Charity claims young bowel cancer patients being put at risk

Kenny Marland
Kenny Marland

A charity claims delayed diagnosis and screening failures are putting young bowel cancer patients at risk.

Research by Bowel Cancer UK amongst young patients found 42 per cent of women and 10 per cent of men saw their GP more than five times before being referred to a specialist - or were diagnosed as an emergency before then.

Bowel cancer is traditionally associated with people over 50 and the charity’s report “Never Too Young. The Experiences of Younger Bowel Cancer Patients” is now being used to raise awareness.

It is backed by Halifax man Kenny Marland who has fought his own brave battle against the disease. The 25-year-old father of two and former nightclub manager started passing blood, suffering abdominal pains and fluctuating weight.

His cancer concerns were dismissed and after seeing his own GP and others several times he demanded a referral.

In May 2011 he had surgery to remove a tumour. In April 2012 he had his colostomy reversed and learned he had a secondary cancer in his liver which he has also beaten and has now got the all clear.

Kenny said people should not shy away from symptoms and feel confident to talk about their concerns.

“Being honest could save lives. If you get symptoms get checked out and you can get through cancer if you are positive,” he said.

Due to his treatment Kenny’s weight ballooned to over 18stone and he is now shedding weight to run the Great North Run later this year for the charity.

In the longer term he actively wants to support the charity and young people suffering from the disease.

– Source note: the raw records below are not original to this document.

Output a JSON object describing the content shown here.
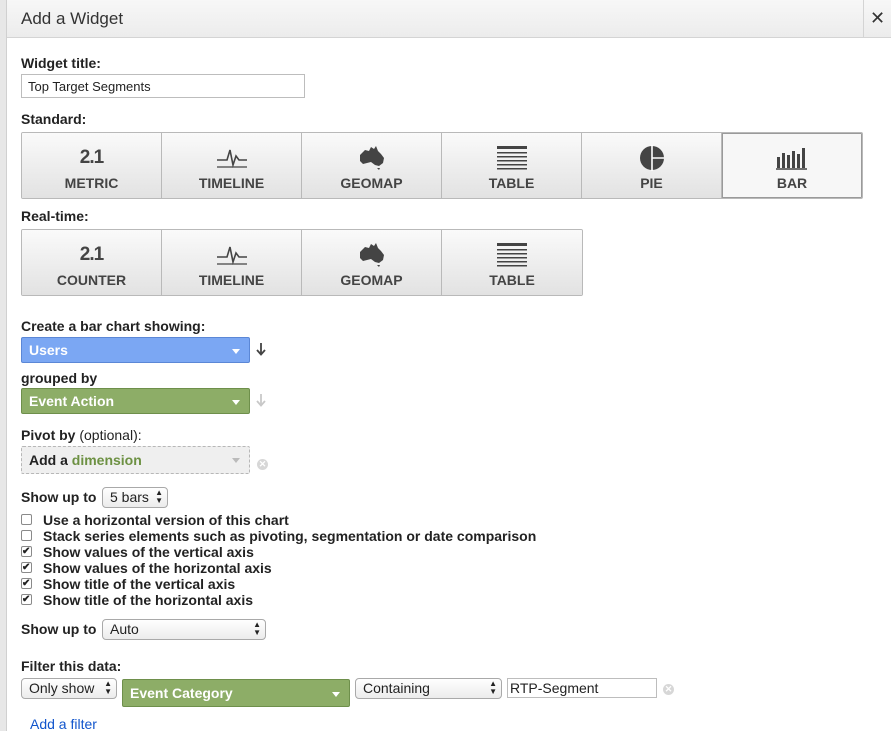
{
  "dialog": {
    "title": "Add a Widget",
    "close_glyph": "✕"
  },
  "widget_title": {
    "label": "Widget title:",
    "value": "Top Target Segments"
  },
  "standard": {
    "label": "Standard:",
    "tiles": [
      {
        "label": "METRIC",
        "icon": "metric-2.1-icon",
        "icon_text": "2.1"
      },
      {
        "label": "TIMELINE",
        "icon": "timeline-icon"
      },
      {
        "label": "GEOMAP",
        "icon": "australia-map-icon"
      },
      {
        "label": "TABLE",
        "icon": "table-icon"
      },
      {
        "label": "PIE",
        "icon": "pie-icon"
      },
      {
        "label": "BAR",
        "icon": "bar-chart-icon",
        "selected": true
      }
    ]
  },
  "realtime": {
    "label": "Real-time:",
    "tiles": [
      {
        "label": "COUNTER",
        "icon": "counter-2.1-icon",
        "icon_text": "2.1"
      },
      {
        "label": "TIMELINE",
        "icon": "timeline-icon"
      },
      {
        "label": "GEOMAP",
        "icon": "australia-map-icon"
      },
      {
        "label": "TABLE",
        "icon": "table-icon"
      }
    ]
  },
  "chart_config": {
    "showing_label": "Create a bar chart showing:",
    "metric": "Users",
    "grouped_label": "grouped by",
    "dimension": "Event Action",
    "pivot_label": "Pivot by",
    "pivot_optional": "(optional):",
    "pivot_placeholder_prefix": "Add a",
    "pivot_placeholder_dim": "dimension",
    "show_up_to_label": "Show up to",
    "bars_value": "5 bars",
    "checkboxes": [
      {
        "label": "Use a horizontal version of this chart",
        "checked": false
      },
      {
        "label": "Stack series elements such as pivoting, segmentation or date comparison",
        "checked": false
      },
      {
        "label": "Show values of the vertical axis",
        "checked": true
      },
      {
        "label": "Show values of the horizontal axis",
        "checked": true
      },
      {
        "label": "Show title of the vertical axis",
        "checked": true
      },
      {
        "label": "Show title of the horizontal axis",
        "checked": true
      }
    ],
    "show_up_to_label_2": "Show up to",
    "auto_value": "Auto"
  },
  "filter": {
    "label": "Filter this data:",
    "mode": "Only show",
    "dimension": "Event Category",
    "operator": "Containing",
    "value": "RTP-Segment",
    "add_filter": "Add a filter"
  },
  "colors": {
    "metric_blue": "#7ba7f3",
    "dimension_green": "#8dad67",
    "link": "#1155cc"
  }
}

A bowel disease decision aid tool to enable GPs to make informed decisions about who to refer for diagnostic tests.

Revision of clinical guidance to ensure people under 50 with symptoms get appropriate tests to rule out bowel cancer first, not last.

Adequate screening and surveillance for families at high risk (for example due to genetic conditions where there is a family history of the disease).

A registry of younger bowel cancer patients to further research the epidemiology of cancer in this group.

Younger bowel cancer patients to be given access to services they need for fertility and long term psychological and physical effects of treatment.